Review: Tacos El Pastor

Tacos El Pastor ★★★★☆

Helen Graves
By Helen Graves Last edited 88 months ago

Last Updated 20 December 2016

Review: Tacos El Pastor Tacos El Pastor 4
Looking out into Borough Market from Tacos el Pastor.

We told you 2017 would be the year of Mexican food but it turns out London couldn’t wait to get started. Taquerias have started opening all over town, which means that we are, at this moment, comprised of approximately 95% corn tortilla. You see, when we say there’s a Mexican wave, we mean there’s a flurry of new restaurants serving the authentic Mexican food we’ve been waiting for. Yes, Wahaca did a great job of introducing the UK to flavours beyond Tex-Mex but it’s about time we started seeing proper, nixtamilised corn tortillas, achiote stained meat, and salsas infused with the smoke and depth of dried chillies.

Aguachile de camaron - Sinaloa prawn-serrano ceviche served with totopos.

Tacos El Pastor has all of these things. It was always going to be good, coming from the Hart brothers, who opened the peerless Barrafina, bringing excellent tapas to London while simultaneously introducing us to a whole new way of eating dinner (queueing for it while getting tipsy, eating croquetas then sitting at a bar watching chefs cook flawless, expensive food).

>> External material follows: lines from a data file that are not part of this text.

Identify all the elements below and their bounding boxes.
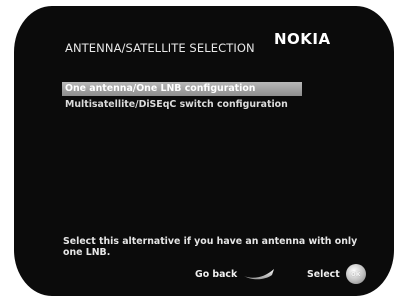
go-back-button[interactable]: Go back <box>195 263 275 285</box>
configuration-menu: One antenna/One LNB configuration Multis… <box>62 82 312 114</box>
go-back-label: Go back <box>195 268 238 280</box>
tv-frame: ANTENNA/SATELLITE SELECTION NOKIA One an… <box>0 0 408 300</box>
select-button[interactable]: Select ok <box>307 263 366 285</box>
menu-item-one-antenna[interactable]: One antenna/One LNB configuration <box>62 82 302 96</box>
page-title: ANTENNA/SATELLITE SELECTION <box>65 41 255 55</box>
ok-text: ok <box>351 270 361 278</box>
back-arrow-icon <box>243 267 275 281</box>
menu-item-multisatellite[interactable]: Multisatellite/DiSEqC switch configurati… <box>62 98 312 112</box>
footer-bar: Go back Select ok <box>14 263 394 285</box>
help-text: Select this alternative if you have an a… <box>63 236 358 258</box>
select-label: Select <box>307 268 340 280</box>
ok-button-icon: ok <box>345 264 366 284</box>
nokia-logo: NOKIA <box>274 30 331 48</box>
osd-screen: ANTENNA/SATELLITE SELECTION NOKIA One an… <box>14 6 394 296</box>
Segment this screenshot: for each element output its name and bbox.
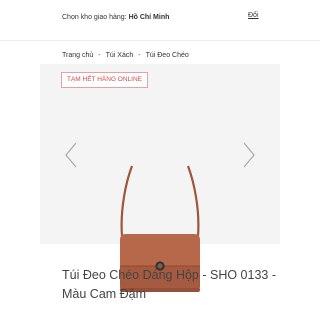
warehouse-value: Hồ Chí Minh [128, 14, 170, 21]
breadcrumb-crossbody[interactable]: Túi Đeo Chéo [146, 52, 189, 59]
breadcrumb-home[interactable]: Trang chủ [62, 52, 93, 59]
product-title: Túi Đeo Chéo Dáng Hộp - SHO 0133 - Màu C… [62, 268, 276, 301]
bag-flap [120, 234, 200, 266]
out-of-stock-badge: TẠM HẾT HÀNG ONLINE [61, 72, 149, 88]
breadcrumb-bags[interactable]: Túi Xách [106, 52, 134, 59]
product-gallery: TẠM HẾT HÀNG ONLINE [40, 64, 280, 292]
change-warehouse-link[interactable]: Đổi [248, 12, 259, 19]
bag-strap [120, 165, 200, 237]
breadcrumb: Trang chủ - Túi Xách - Túi Đeo Chéo [62, 52, 189, 59]
breadcrumb-separator: - [98, 52, 101, 59]
chevron-right-icon[interactable] [242, 142, 256, 168]
top-bar: Chọn kho giao hàng: Hồ Chí Minh Đổi [0, 0, 320, 41]
chevron-left-icon[interactable] [64, 142, 78, 168]
warehouse-label: Chọn kho giao hàng: [62, 14, 127, 21]
warehouse-selector[interactable]: Chọn kho giao hàng: Hồ Chí Minh [62, 14, 169, 21]
breadcrumb-separator: - [138, 52, 141, 59]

El Pastor is in an archway on Borough Market’s Stoney Street, where metal shutters clatter upwards to reveal a canteen/restaurant/bar, which invites you to make it whatever you want. Lean on tilted cushions at the front to inhale a few tacos before shopping, be absorbed into the back at long communal tables, near the kitchen, or do what we did, and linger at the bar, order the whole menu and make new best friends with a random lady who went on tour with the Rolling Stones and used to attend Christmas parties at The Pentagon.

Taco al pastor - 24 hour marinated pork shoulder with caramelised pineapple, guacamole taquero, white onion and coriander.

Corn tortillas can be a shock to the uninitiated, and the flavour is sometimes described as 'soily', but once you fall for them, the addiction is hopeless. At Tacos El Pastor they come in both blue and yellow varieties, filled with the true flavours of Mexico. All the tacos are the real deal, including the signature al pastor, a shawarma-style grilled meat introduced to Mexico by the Lebanese. Pork is cooked on an upright spit, rubbed with dried chillies, their flavours ranging from citrus through to chocolate, stained red with achiote, an annatto seed paste with spices.

Carnitas - confit pork, cuerito and bone marrow, for piling into tacos.

Everything sings and dances with vivid, sun-drenched flavours; highlights were tender, fatty short ribs with guajillo (a deeply aromatic chilli), pineapple salsa and pink pickled onions. Carnitas is confit pork with lip sticking, gelatinous cuerito (pig skin), bone marrow, chicharron (famously fluffy pork scratchings sold as twisted honeycomb sheets on the streets of Mexico), and ‘salsa especial’. To be honest, all the salsas are especial, some deep red and smoky (chili de arbol), some bright green and fresh, some eye watering but addictive (habanero and pineapple).

Carnitas on a blue corn taco with chicharron and salsa.

Seafood dishes seem to skip in the mouth, so clean and bright with herbs, they speak of relief from sweaty Mexican summers, not a windy lunchtime in Borough. Beers are available straight up or ‘michelada’ which means served in a glass with spiced lime juice and a salted rim. Again: bring on the summer. We sink these, plus a couple of markedly different and interesting mezcals and feel so good about life that it’s time for dessert. Palate cleansing pineapple with chilli and mint is followed by a kind of house made Bounty Bar, reminiscent of the chocolate-covered coconut ice of our childhood.

Palate cleansing pineapple.

There’s just so much to love about Tacos El Pastor – the food straight from the streets of Mexico that gets you so messy and full and grinning like an idiot. What we love is how they’ve gone all out, devoting a whole mezzanine level to grinding corn and making tortillas, and hiring chefs from ‘Mexico’s best taco restaurant’ to make sure the food tastes right; it’s the kind of attention to detail we expect from these restaurateurs and they haven’t let us down. Go, perch, bury yourself elbow deep in the (perhaps) unfamiliar flavours of this exciting cuisine. Just go early or be prepared to queue because, guess what? You can’t book. This is London, after all, and anyway, it’s all part of the show. Encore.

Tacos El Pastor, 7a Stoney Street, SE1 9AA. Open Mon - Sat 12-3pm, 6-11pm.